Grâce à la dernière masse Critique, j'ai pu enfin m'initier à l'oeuvre de
Joris-Karl Huysmans. Un grand merci, je vais enfin me sentir un peu moins bête dans certains diners mondains, où les blinis sont tartinés de références à cet auteur pour épater la galerie depuis que
Michel Houellebecq l'a désigné comme muse officielle. Comble du raffinement, je ne manquerai pas de préciser avec un air pincé faussement détaché que j'ai lu un texte inédit publié par les Cahiers de l'Herne…. Il faudra que je pense à porter une veste en velours, à me laisser pousser la barbe et à déclamer ma science en nettoyant mes lunettes avec une peau de chamois.
J'exagère un peu car j'ai quand même lu «
En Ménage » il y a quelques années mais ma mémoire a dû faire la poussière car je n'en ai plus aucun souvenir.
Il ne manquera plus qu'une ou deux citations de Peguy à mon tableau de chasse pour devenir sortable dans les milieux autorisés.
Revenons à ses rêveries qui n'en sont pas puisqu'il s'agit plutôt d'une tribune virulente contre l'Eglise de France.
Cet écrit intervient donc postérieurement à la conversion d'Huysmans au catholicisme et à sa rupture avec le naturalisme de
Zola (oui, j'ai siroté l'avant propos pour faire l'intéressant).

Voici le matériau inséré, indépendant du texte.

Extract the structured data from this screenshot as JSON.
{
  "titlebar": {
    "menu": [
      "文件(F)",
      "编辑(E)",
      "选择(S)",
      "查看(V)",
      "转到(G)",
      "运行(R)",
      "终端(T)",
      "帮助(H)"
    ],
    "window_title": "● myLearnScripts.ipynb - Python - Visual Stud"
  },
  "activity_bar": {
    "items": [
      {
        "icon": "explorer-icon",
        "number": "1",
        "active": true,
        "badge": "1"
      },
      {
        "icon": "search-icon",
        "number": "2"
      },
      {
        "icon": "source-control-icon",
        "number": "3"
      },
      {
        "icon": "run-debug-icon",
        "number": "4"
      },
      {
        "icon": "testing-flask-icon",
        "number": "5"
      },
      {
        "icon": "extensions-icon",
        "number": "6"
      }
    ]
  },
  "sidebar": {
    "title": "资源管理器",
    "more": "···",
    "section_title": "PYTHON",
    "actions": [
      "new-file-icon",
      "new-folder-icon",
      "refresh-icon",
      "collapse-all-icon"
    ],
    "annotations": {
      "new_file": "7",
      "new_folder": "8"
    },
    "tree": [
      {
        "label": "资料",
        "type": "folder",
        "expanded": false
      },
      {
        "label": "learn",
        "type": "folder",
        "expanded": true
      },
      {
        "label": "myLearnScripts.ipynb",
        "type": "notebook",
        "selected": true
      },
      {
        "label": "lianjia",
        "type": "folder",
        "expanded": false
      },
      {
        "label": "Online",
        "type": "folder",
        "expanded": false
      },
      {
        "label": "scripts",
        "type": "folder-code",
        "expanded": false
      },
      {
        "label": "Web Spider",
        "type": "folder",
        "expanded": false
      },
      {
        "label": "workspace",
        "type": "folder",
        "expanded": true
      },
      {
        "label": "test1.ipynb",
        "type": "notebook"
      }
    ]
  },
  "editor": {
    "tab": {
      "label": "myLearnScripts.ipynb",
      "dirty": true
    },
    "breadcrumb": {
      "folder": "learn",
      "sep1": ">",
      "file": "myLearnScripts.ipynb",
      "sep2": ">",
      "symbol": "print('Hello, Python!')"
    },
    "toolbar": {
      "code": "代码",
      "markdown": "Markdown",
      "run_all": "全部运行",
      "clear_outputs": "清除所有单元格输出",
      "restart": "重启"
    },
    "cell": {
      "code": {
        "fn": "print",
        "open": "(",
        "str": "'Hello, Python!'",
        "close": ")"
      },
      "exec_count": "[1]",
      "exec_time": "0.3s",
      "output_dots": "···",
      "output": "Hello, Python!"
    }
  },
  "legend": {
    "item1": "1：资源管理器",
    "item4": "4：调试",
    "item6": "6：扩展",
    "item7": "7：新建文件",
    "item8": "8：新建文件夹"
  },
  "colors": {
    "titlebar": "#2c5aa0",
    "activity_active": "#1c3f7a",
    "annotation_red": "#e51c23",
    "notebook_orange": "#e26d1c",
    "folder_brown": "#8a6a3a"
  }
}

L'incipit est limpide sur les intentions de l'auteur et le ton impitoyable de l'ouvrage : « Quelle réponse faire à cette insoluble question : pourquoi un catholique pratiquant est-il plus bête qu'un homme qui ne pratique pas ? »
Il ne critique pas la religion mais ce qu'en fait l'église française qu'il compare « à des gens munis d'oeillères comme des chevaux de manège… On fait de pieux mulets des croyants ».
Je dois avouer qu'au-delà du propos, j'ai vraiment apprécié cette écriture au scalpel qui ne tire pas à blanc sur le Saint-Siège, et étant moi-même un grincheux caustique, j'ai plutôt été sensible à ce texte qui soulignait l'incapacité de l'église à vivre avec son temps… il y a déjà plus d'un siècle.
Il reproche aux serviteurs de l'église de se servir, de privilégier le matériel au spirituel, de perdre le peuple dans des rites moutonniers dépourvus de transcendance, d'interdire de trouille l'éveil à l'art. Aux apôtres inspirants auraient succédé de pâles fonctionnaires obsédés par un combat perdu d'avance contre le pêché de chair.
Il illustre son propos de références de l'époque un peu trop pointues pour mes modestes connaissances (réaction à l'excommunication du théologien réformateur
Alfred Loisy au début du 20 ème siècle par exemple), autour de débats théologiques et de positions papales. Casaques blanches qui restent trop dans leur bulle au goût de l'auteur.
A noter que le livre intègre une biographie d'une soixantaine de pages très éclairante de
Joris-Karl Huysmans qui m'a permis de mieux comprendre le parcours de cet auteur singulier qui inspire certains de nos écrivains actuels, et pas uniquement les déprimés de la grisaille périphérique.
Des rêveries acerbes et érudites pour une prose qui manie le goupillon comme un sabre.